LiteFlow converts waterfall‑style code into a component‑centric structure where components are decoupled, can be defined via scripts, and flow is driven by rules. Its DSL is simple, allowing a developer to get started in ten minutes.
Example
Flow rule (XML):
<?xml version="1.0" encoding="UTF-8"?>
<flow>
<chain name="chain1">
THEN(
SWITCH(businessSwitch).TO(
// small‑item sub‑flow
THEN(smallChain).id("small"),
// cold‑chain sub‑flow
THEN(coldChain).id("cold")
),
ITERATOR(goodsIterator).DO(goodsItem),
SWITCH(kaSwitch).TO(dajiang, lining, nike).DEFAULT(defaultKa)
);
</chain>
<chain name="smallChain">
// parallel execution
WHEN(commonDept, smallWarehouse);
</chain>
<chain name="coldChain">
// parallel execution
WHEN(commonDept, coldWarehouse);
</chain>
</flow>Project structure:
.
├── LiteFlowDemoApplication.java
└── demos
└── web
├── BasicController.java
├── context
│ └── OrderContext.java
├── dto
│ ├── Dept.java
│ ├── Goods.java
│ ├── Request.java
│ └── WareHouse.java
├── enums
│ ├── BusinessEnum.java
│ └── KaEnum.java
└── node
├── BusinessSwitchCmp.java
├── ColdWarehouseCmp.java
├── CommonDeptCmp.java
├── GoodsItemCmp.java
├── GoodsIteratorCmp.java
├── KaSwitchCmp.java
├── SmallWarehouseCmp.java
└── ka
├── DaJiangCmp.java
├── DefaultCmp.java
├── LiNingCmp.java
└── NikeCmp.java
8 directories, 21 filesBusiness type switch component:
@LiteflowComponent("businessSwitch")
public class BusinessSwitchCmp extends NodeSwitchComponent {
@Override
public String processSwitch() throws Exception {
Request request = this.getRequestData();
if (Objects.equals(request.getDept().getDeptNo(), "dept1")) {
return BusinessEnum.SMALL.getBusiness();
} else {
return BusinessEnum.COLD.getBusiness();
}
}
}Iterator component:
@LiteflowComponent("goodsIterator")
public class GoodsIteratorCmp extends NodeIteratorComponent {
@Override
public Iterator<Goods> processIterator() throws Exception {
Request requestData = this.getRequestData();
return requestData.getGoodList().iterator();
}
}Loop item component (executed for each goods):
@Slf4j
@LiteflowComponent("goodsItem")
public class GoodsItemCmp extends NodeComponent {
@Override
public void process() throws Exception {
log.info("goods item index = {}", this.getLoopIndex());
// get current loop object
Goods goods = this.getCurrLoopObj();
// set current loop index as goodsId
goods.setGoodsId(this.getLoopIndex());
OrderContext orderContext = this.getContextBean(OrderContext.class);
List<Goods> goodsList = orderContext.getData("goods");
if (goodsList == null) {
goodsList = new ArrayList<>();
this.getContextBean(OrderContext.class).setData("goods", goodsList);
}
goodsList.add(goods);
}
}Features
Unified component definition: all logic is encapsulated as components.

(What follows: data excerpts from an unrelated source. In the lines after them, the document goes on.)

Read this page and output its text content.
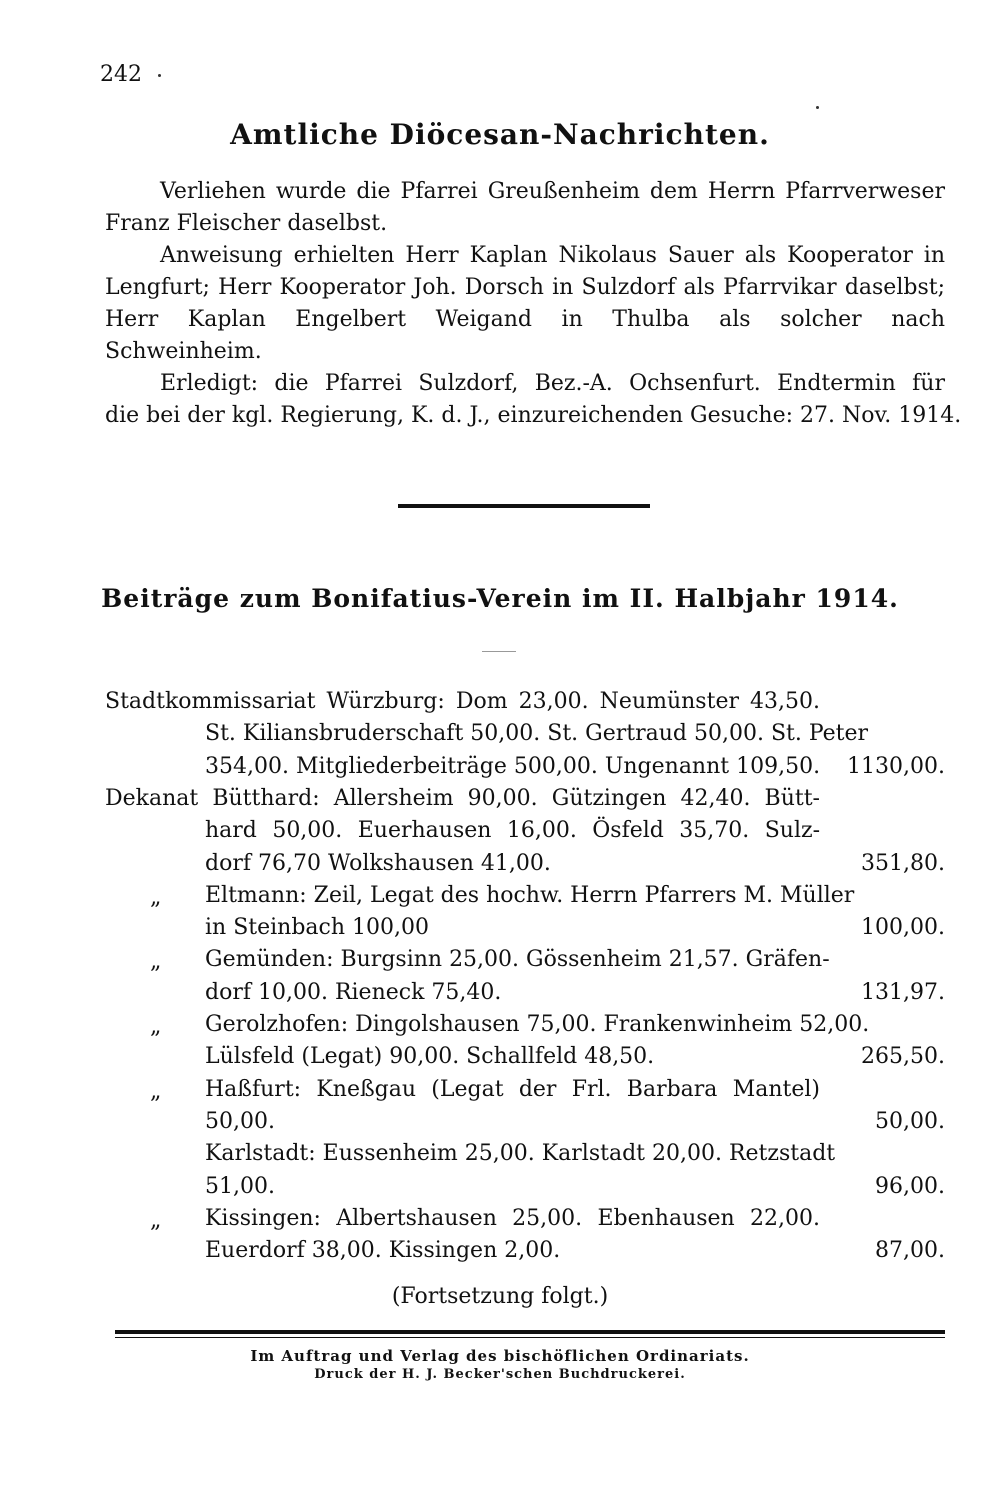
242
Amtliche Diöcesan-Nachrichten.
Verliehen wurde die Pfarrei Greußenheim dem Herrn Pfarrverweser
Franz Fleischer daselbst.
Anweisung erhielten Herr Kaplan Nikolaus Sauer als Kooperator in
Lengfurt; Herr Kooperator Joh. Dorsch in Sulzdorf als Pfarrvikar daselbst;
Herr Kaplan Engelbert Weigand in Thulba als solcher nach
Schweinheim.
Erledigt: die Pfarrei Sulzdorf, Bez.-A. Ochsenfurt. Endtermin für
die bei der kgl. Regierung, K. d. J., einzureichenden Gesuche: 27. Nov. 1914.
Beiträge zum Bonifatius-Verein im II. Halbjahr 1914.
Stadtkommissariat Würzburg: Dom 23,00. Neumünster 43,50.
St. Kiliansbruderschaft 50,00. St. Gertraud 50,00. St. Peter
354,00. Mitgliederbeiträge 500,00. Ungenannt 109,50. 1130,00.
Dekanat Bütthard: Allersheim 90,00. Gützingen 42,40. Bütt-
hard 50,00. Euerhausen 16,00. Ösfeld 35,70. Sulz-
dorf 76,70 Wolkshausen 41,00.	351,80.
„ Eltmann: Zeil, Legat des hochw. Herrn Pfarrers M. Müller
in Steinbach 100,00	100,00.
„ Gemünden: Burgsinn 25,00. Gössenheim 21,57. Gräfen-
dorf 10,00. Rieneck 75,40.	131,97.
„ Gerolzhofen: Dingolshausen 75,00. Frankenwinheim 52,00.
Lülsfeld (Legat) 90,00. Schallfeld 48,50.	265,50.
„ Haßfurt: Kneßgau (Legat der Frl. Barbara Mantel)
50,00.	50,00.
Karlstadt: Eussenheim 25,00. Karlstadt 20,00. Retzstadt
51,00.	96,00.
„ Kissingen: Albertshausen 25,00. Ebenhausen 22,00.
Euerdorf 38,00. Kissingen 2,00.	87,00.
(Fortsetzung folgt.)
Im Auftrag und Verlag des bischöflichen Ordinariats.
Druck der H. J. Becker'schen Buchdruckerei.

Rule persistence: supports storing rules in databases, Nacos, Etcd, Zookeeper, Apollo, Redis, or custom extensions.
Context isolation: reliable isolation prevents data leakage under high concurrency.
Broad compatibility: works with Spring Boot, Spring, or any Java framework.
Lightweight rules: rule files drive the flow, lowering the learning curve.
Conclusion
LiteFlow is a powerful workflow rule framework. By analyzing the underlying problems and abstracting a solution, it demonstrates how thoughtful design and componentization can address complex order‑processing challenges, offering a reusable and extensible approach for developers.